The kitchen is the place where people always seem to gather for nourishment of their bodies and their spirit. How many of us have a fond story that starts out around the kitchen or dining room table and ends in laughter?
But when you are diagnosed with cancer or another chronic illness that takes a toll on your body, eating food can become difficult. The kitchen can lose its magic and become a place to be avoided.
It can be frustrating and difficult to figure out what or how to eat. The foods you love can taste different or you might not have the energy to cook.
Research shows that patients tolerate cancer treatments better when they are well-nourished.
Put another way, when patients lose weight during treatments due to eating poorly, they don’t tolerate the treatments as well. It is vital to eat nourishing foods while you are going through these cancer treatments.

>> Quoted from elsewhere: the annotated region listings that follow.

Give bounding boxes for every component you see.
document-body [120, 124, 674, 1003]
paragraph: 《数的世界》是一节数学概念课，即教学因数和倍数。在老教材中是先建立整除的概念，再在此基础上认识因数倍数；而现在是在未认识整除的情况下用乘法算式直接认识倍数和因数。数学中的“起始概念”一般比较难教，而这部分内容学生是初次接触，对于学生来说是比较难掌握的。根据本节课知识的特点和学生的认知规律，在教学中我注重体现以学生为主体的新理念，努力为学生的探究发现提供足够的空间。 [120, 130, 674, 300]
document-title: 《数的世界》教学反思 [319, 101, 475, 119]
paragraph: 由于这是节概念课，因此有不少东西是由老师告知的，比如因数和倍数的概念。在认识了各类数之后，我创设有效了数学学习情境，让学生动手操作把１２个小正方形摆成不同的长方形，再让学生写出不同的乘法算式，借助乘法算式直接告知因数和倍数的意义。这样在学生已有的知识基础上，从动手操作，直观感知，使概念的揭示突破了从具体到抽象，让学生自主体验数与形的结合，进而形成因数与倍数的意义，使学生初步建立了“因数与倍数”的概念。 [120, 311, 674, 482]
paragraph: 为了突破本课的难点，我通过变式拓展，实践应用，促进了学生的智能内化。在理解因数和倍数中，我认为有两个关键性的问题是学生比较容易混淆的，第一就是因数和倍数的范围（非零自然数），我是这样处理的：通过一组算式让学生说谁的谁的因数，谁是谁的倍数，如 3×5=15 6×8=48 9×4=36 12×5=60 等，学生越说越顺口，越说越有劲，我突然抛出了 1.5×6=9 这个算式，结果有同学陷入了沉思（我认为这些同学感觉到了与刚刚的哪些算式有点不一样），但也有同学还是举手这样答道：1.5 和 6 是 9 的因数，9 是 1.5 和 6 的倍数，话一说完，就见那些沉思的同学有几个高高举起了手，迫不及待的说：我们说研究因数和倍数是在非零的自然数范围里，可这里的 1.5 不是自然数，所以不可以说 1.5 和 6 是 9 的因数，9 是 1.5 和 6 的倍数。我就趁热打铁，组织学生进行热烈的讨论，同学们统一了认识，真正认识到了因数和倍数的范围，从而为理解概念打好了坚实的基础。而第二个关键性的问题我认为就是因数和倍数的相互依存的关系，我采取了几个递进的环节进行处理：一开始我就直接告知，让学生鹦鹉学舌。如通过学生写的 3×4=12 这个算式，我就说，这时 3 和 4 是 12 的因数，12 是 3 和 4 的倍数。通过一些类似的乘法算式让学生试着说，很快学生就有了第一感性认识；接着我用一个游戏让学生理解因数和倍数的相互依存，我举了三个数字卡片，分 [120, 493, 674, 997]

In the middle of treatment it can be truly challenging to discover foods you can tolerate so that you can break the seemly vicious cycle.
So what do you do?
One woman, Jackie Topol, who has a passion for helping others, found an answer that she shares with her patients. She created a program called The Nourishing Kitchen where she conducts cooking demonstrations on the leukemia/lymphoma unit at NewYork-Presbyterian Hospital.
Here Topol teaches patients and their family members how to manage side effects from treatment so that patients can optimize their nutritional intake as best as they can during cancer treatment. She believes that “food is medicine” and uses key ingredients in her recipes that target managing a variety of side effects.
Topol is a clinical dietitian for NewYork-Presbyterian Hospital on the oncology and cardiology units. She is helping her patients make food and the kitchen nourishing and welcoming once more.
After noticing that her lymphoma and leukemia patients were losing weight in between their chemotherapy treatments she decided to ask the hospital to fund her Nourishing Kitchen program. It took a few tries to get the funding Topol needed but she was determined to create an experiential learning environment.